Гаспар Гаучо.
Глава III. Возвращение мужа

Заявление о нарушении
авторских прав
Автор:Рид Т. М.
Категории:Роман, Приключения


Предыдущая страницаОглавлениеСледующая страница

Гаспар Гаучо

Глава III. ВОЗВРАЩЕНИЕ МУЖА

Если Гаспару не посчастливилось отыскать натуралиста и его дочь, то это еще не причина, чтобы не удалось это другому. К тому же Циприано в совершенстве знал окружающую местность. Юноша быстро ушел с веранды и спустя десять минут уже скакал на своем небольшом, но сильном коне по равнине, точно вся его жизнь зависела от успеха его предприятия. Оставшиеся на веранде мать и сын молча следили за ним взглядом, пока он совершенно не скрылся из глаз; целый день они не сходили со своего наблюдательного поста, почти не дотрагивались до еды, только перекусили немного для подкрепления своих сил, в которых они так нуждались. Солнце еще раз скрылось за горизонтом, но на равнине по-прежнему было безлюдно. Луна взошла на небе, а они все еще ждали. Но вот наконец их ожидание, кажется, вознаграждено: в широкой серебристой полосе лунного света показались приближавшиеся темные фигуры. Можно было различить трех всадников, из которых двое были высокого, а третий небольшого роста. Радостный крик сорвался с губ Людвига.

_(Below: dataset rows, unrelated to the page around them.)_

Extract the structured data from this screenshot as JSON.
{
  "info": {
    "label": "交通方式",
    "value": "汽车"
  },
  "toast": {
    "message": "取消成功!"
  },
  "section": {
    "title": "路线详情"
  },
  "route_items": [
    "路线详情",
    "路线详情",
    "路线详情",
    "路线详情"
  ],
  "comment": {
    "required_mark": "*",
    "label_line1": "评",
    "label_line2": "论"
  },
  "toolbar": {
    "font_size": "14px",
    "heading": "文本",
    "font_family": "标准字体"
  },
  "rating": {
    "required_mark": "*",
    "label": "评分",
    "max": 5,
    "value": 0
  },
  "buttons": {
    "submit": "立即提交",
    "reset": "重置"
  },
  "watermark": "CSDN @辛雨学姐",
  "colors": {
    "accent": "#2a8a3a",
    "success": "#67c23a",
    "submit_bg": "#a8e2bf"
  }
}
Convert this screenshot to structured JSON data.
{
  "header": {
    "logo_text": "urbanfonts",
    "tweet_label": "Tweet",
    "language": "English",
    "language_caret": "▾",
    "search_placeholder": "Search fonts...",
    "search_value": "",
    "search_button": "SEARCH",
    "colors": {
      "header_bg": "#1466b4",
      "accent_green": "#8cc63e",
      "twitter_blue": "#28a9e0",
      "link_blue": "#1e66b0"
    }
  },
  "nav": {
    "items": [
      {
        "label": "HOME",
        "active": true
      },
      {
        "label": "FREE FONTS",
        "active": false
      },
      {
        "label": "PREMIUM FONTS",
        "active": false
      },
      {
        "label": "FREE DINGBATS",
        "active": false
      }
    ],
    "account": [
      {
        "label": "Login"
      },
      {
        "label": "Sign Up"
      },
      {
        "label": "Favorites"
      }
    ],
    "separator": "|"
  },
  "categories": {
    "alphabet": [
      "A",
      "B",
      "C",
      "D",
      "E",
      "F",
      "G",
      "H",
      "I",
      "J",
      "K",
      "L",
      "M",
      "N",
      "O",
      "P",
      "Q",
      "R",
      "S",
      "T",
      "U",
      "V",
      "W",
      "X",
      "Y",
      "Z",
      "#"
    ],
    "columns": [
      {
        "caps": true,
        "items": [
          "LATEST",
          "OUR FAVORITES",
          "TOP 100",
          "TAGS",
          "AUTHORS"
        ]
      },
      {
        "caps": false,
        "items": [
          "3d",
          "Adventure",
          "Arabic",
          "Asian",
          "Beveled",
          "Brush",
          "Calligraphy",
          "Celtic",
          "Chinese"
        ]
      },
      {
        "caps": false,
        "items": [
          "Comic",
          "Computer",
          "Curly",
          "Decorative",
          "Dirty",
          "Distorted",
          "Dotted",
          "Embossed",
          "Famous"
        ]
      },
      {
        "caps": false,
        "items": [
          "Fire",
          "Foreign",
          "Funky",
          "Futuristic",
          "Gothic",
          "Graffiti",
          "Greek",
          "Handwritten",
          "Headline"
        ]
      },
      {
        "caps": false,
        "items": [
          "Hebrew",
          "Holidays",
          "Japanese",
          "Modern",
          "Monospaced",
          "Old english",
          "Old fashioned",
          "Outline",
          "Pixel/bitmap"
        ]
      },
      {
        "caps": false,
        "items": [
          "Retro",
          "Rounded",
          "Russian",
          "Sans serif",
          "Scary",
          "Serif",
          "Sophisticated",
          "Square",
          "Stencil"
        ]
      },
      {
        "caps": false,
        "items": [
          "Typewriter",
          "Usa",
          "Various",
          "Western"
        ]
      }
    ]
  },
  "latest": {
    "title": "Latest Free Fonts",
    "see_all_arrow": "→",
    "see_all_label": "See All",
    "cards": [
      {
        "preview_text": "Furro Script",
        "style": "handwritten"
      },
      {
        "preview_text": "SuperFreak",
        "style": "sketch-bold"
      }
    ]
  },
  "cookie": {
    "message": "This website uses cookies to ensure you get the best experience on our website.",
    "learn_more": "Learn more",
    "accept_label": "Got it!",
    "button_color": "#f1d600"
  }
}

- Они! - закричал он, потом сразу остановился, точно сообразив что-то. - Странно, - сказал он, - их только трое; это, конечно, отец, Гаспар и Франческа. Значит, Циприано разъехался с ними и ищет их по степи…

Это замечание казалось вполне разумным, но оно не убавило беспокойства матери. Недоброе предчувствие и какой-то невольный страх, овладевшие ее душой, остановили крик радости, готовый сорваться с ее губ. Молча, неподвижная, точно статуя, напряженно смотрела она на три приближавшиеся тени. О, как они медлят! Но вот путники уже близко, вот они у ограды; но, прежде чем они подъехали к дому, мать и сын стремительно бросились им навстречу. При лунном свете можно было увидеть плащ мужа и живописный костюм гаучо. Но что такое? Третий путешественник тоже в мужском костюме; это Циприано.

Раздался раздирающий душу крик:

- Где Франческа?

Ответа не было: ни муж, ни Гаспар, ни юноша не вымолвили ни слова, точно окостенев на своих конях.

- Где моя дочь? - твердила она. - Почему муж мой не отвечает мне?.. Циприано, почему вы все молчите?

- Несчастный, неужели вы мне ничего не можете сказать, кроме этого? Муж мой, слышишь ли ты меня? Что это значит? Почему ты опустил голову? Разве теперь время думать о сне? Может ли думать о сне отец, возвращающийся к своей жене без дочери, которую она ему доверила?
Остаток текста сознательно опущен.